Innovation fuel needed to ensure Arkansas moms survive and thrive

by Craig Wilson ([email protected]) 486 views 

Although I haven’t birthed a baby, I am a dad who has been at my wife’s side during two very emotional and tense deliveries for the births of my sons. My oldest arrived via emergency cesarean section (C-section) after routine labor hit a snag when the umbilical cord got wrapped around his neck, and nurses could not detect his pulse. Perhaps stricken with a fear of missing out, my youngest arrived via C-section a month before he was expected to arrive.

My dad was right when he urged us to show resilience when best-laid plans go awry. I just never expected that advice to extend to birth plans. Everything turned out fine for our family despite some harrowing moments, but I still think about how quickly everything went from normal to chaotic, despite reports of healthy and usual progress during all the pre-natal visits.

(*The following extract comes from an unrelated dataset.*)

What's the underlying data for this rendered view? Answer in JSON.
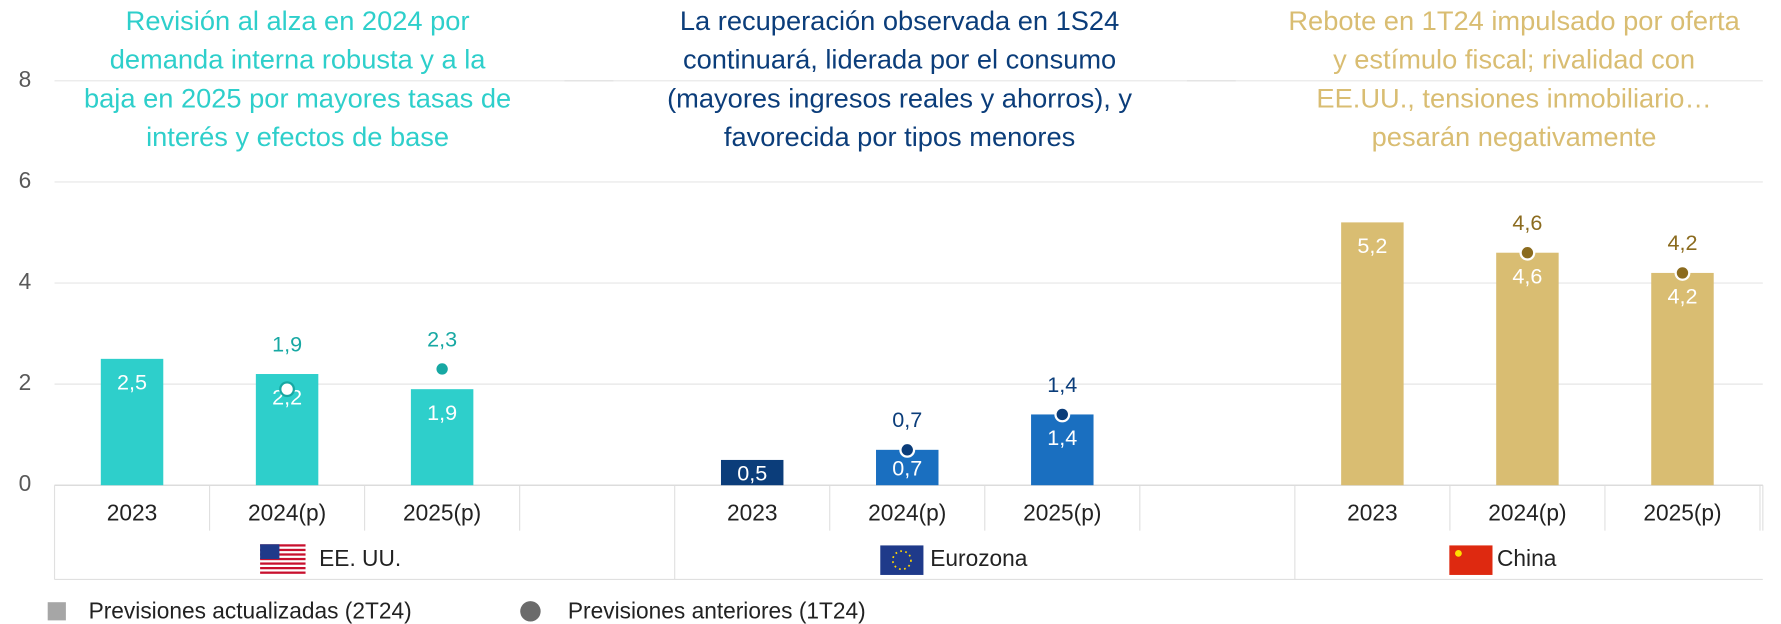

We were fortunate to be surrounded by capable, compassionate healthcare providers and to have robust guidance and support both before and after our boys arrived. In addition, my wife was in good health as we planned our family and throughout pregnancy. Unfortunately, for many families in Arkansas, that’s not the case.

According to data from the Centers for Disease Control and Prevention (CDC) visualized in the Arkansas Center for Health Improvement’s (ACHI) 100 Arkansas Moms series, for every 100 new Arkansas moms in 2021:

  • 14 had no insurance coverage one month prior to pregnancy (compared with only three out of 100 moms in the best-performing state).
  • Only 54 had an intended pregnancy (compared with 72 in the best-performing state).
  • 10 smoked cigarettes during the last three months of pregnancy (compared with two in the best-performing state).
  • 25 reported experiencing depression during pregnancy (compared with eight in the best-performing state).

An ACHI analysis of birth records showed wide variation in the likelihood of having a C-section depending on the residence of the mother. Among first-birth moms with low-risk deliveries — i.e., full-term pregnancies of singletons (not twins or multiples) in a head-down position — the likelihood of having a C-section was 28% statewide but ranged from 15% in Woodruff County to 45% in Desha County. ACHI is still working to understand the extent to which variations in health status among mothers and differing practices among healthcare providers are contributing to the variation in C-section rates.

Healthy People 2030, a federal initiative that identifies public health priorities, has set a national target of reducing the national C-section rate among first-birth mothers to about 24%. Of course, C-sections can be necessary in certain circumstances, as was the case for my wife. However, for most pregnancies — especially among women giving birth for the first time — a vaginal delivery is safer for both moms and babies, with a lower risk of complications such as infection, blood loss, blood clots, and injury to organs for moms and fewer respiratory problems for babies.

These and other risks along the birthing journey have led to focused attention on maternal health in Arkansas and new efforts to make the state a healthier place to have a baby. In late 2022, the University of Arkansas for Medical Sciences was awarded CDC funding to establish a perinatal quality collaborative to improve the quality of care for moms and babies statewide. Just last month, Gov. Sarah Sanders issued an executive order creating a committee to develop a statewide maternal health plan. This follows actions by the Arkansas General Assembly in 2023 to require insurers to cover and healthcare providers to offer depression screening for new mothers and to require Arkansas Medicaid, which covers nearly 60% of all births in Arkansas, to separately reimburse for providing long-acting reversible contraception to new mothers.

Positive steps are being taken to change course on maternal health in Arkansas, where the risk for death or severe complications during or shortly after birth are a real threat and substantial racial disparities in outcomes and experiences persist. Interrelated, ongoing efforts include streamlining insurance coverage transitions for new moms, a goal mentioned in the governor’s order; training and deploying doulas, who provide non-clinical, community-based support to moms throughout the birthing journey; and using “patient safety bundles,” or maternal healthcare plans that draw on evidence-based standards of medical care.

However, considerable investments in interventions all along the birthing journey are needed to ensure that Arkansas moms survive and thrive. A new federal opportunity — the Transforming Maternal Health Model — will soon be available to support states in addressing the physical, mental and social needs experienced during pregnancy, at birth and in the postpartum period. Should Arkansas elect to pursue it, the opportunity could offer both a rallying space for ongoing initiatives and innovation fuel to achieve the end goal of making Arkansas the healthiest place for the birthing journey.

Editor’s note: Craig Wilson, J.D., M.P.A., is the director of health policy for the Arkansas Center for Health Improvement, an independent, nonpartisan health policy center in Little Rock. The opinions expressed are those of the author.